Mr Sogavare ordered the capital to be locked down from 7pm on Wednesday through to 7pm on Friday after saying he had “witnessed another sad and unfortunate event aimed at bringing a democratically elected government down”.

“I had honestly thought that we had gone past the darkest days in the history of our country,” he said. “However, today’s events are a painful reminder that we have a long way to go.”

Despite an announcement from the Royal Solomon Islands Police Force that it would be conducting increased patrols through Honiara amid the lockdown, protesters again took to the streets on Thursday.

Local journalist Gina Kekea posted photos on Twitter of a bank, shops and a school in flames.

Mr Morrison said he decided to send help after it became clear that police were “stretched”.

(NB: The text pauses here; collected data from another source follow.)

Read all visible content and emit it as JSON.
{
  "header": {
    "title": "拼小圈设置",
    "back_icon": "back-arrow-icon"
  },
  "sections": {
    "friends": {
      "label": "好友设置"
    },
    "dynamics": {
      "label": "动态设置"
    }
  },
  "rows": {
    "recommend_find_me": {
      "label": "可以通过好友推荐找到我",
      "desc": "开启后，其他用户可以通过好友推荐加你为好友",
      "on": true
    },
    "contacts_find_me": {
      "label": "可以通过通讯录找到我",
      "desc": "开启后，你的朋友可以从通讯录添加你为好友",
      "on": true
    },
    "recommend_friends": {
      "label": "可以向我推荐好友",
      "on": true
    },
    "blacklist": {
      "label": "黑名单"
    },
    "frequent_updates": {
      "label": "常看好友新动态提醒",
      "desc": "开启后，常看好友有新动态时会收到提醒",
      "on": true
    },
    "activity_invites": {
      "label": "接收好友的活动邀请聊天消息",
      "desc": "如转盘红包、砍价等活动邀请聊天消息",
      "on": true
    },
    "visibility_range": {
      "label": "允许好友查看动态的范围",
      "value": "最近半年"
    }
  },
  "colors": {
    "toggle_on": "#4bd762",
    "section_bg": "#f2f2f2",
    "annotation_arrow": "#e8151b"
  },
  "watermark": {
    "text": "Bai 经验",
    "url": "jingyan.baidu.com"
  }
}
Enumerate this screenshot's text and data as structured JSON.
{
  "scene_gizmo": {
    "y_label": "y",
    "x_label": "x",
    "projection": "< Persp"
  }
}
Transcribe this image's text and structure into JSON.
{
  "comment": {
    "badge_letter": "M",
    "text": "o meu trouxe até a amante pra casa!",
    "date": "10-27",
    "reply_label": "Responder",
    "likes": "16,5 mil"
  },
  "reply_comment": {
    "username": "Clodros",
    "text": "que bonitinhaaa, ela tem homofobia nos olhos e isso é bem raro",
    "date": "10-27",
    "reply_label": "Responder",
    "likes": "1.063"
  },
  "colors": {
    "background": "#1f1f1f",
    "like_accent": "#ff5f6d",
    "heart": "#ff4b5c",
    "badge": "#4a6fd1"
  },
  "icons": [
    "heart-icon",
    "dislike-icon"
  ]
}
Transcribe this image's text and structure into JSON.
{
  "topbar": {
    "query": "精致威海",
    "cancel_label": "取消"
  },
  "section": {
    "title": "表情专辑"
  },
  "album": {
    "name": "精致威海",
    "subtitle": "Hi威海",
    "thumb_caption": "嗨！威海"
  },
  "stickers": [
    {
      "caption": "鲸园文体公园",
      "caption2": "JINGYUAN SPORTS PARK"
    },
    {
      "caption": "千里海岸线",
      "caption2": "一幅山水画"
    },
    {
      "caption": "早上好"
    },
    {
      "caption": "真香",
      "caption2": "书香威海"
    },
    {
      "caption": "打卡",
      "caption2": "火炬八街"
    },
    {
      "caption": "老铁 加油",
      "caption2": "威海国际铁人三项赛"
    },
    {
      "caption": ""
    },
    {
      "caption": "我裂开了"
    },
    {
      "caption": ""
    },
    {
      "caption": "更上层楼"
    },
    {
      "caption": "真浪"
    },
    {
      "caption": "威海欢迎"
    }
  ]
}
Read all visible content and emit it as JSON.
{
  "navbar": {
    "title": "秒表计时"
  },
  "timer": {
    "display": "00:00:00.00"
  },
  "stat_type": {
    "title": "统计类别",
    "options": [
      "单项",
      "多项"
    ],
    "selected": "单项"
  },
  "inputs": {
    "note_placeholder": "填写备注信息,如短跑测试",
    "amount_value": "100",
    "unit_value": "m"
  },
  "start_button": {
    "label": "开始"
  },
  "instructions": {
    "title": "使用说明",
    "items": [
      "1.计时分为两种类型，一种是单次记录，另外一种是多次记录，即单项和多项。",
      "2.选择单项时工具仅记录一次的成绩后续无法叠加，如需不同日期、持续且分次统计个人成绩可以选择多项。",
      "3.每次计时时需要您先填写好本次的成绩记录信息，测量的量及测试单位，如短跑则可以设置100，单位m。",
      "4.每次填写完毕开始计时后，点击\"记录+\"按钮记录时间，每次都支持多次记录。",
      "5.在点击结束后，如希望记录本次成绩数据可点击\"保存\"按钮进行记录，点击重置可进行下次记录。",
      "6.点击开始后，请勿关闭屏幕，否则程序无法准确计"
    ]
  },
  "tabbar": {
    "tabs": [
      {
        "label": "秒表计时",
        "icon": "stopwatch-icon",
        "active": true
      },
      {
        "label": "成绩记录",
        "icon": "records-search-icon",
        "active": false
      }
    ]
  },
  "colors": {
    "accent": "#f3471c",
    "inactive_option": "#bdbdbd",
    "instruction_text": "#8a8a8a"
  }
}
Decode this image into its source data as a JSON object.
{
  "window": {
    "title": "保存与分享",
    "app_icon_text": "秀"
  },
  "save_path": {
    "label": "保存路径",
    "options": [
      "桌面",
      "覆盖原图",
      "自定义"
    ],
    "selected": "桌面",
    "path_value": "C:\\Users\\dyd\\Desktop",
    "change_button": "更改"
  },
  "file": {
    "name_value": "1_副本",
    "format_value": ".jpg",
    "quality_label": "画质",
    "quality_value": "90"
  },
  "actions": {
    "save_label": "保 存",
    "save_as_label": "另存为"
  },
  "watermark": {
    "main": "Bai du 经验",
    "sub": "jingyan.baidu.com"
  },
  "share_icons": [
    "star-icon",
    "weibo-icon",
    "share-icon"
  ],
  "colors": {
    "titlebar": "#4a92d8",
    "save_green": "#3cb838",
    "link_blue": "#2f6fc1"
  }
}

Mr Sogavare angered many in 2019, particularly leaders of the Solomon Islands’ most populous province Malaita, when he cut the country’s diplomatic ties with Taiwan, switching its diplomatic allegiance to China instead.

Local media reported that many of the protesters were from Malaita, whose premier Daniel Suidani has been at odds with Mr Sogavare, who he accuses of being too close to Beijing.

Mr Suidani said he was not responsible for the violence in Honiara, but told the Solomon Star News that he agreed with the calls for Mr Sogavare to resign.

“Over the last 20 years Mannaseh Sogavare has been in power, the plight of Solomon Islanders has worsened whilst at the same time foreigners have reaped the best of the country’s resources,” Mr Suidani was quoted as saying. “People are not blind to this and do not want to be cheated anymore.”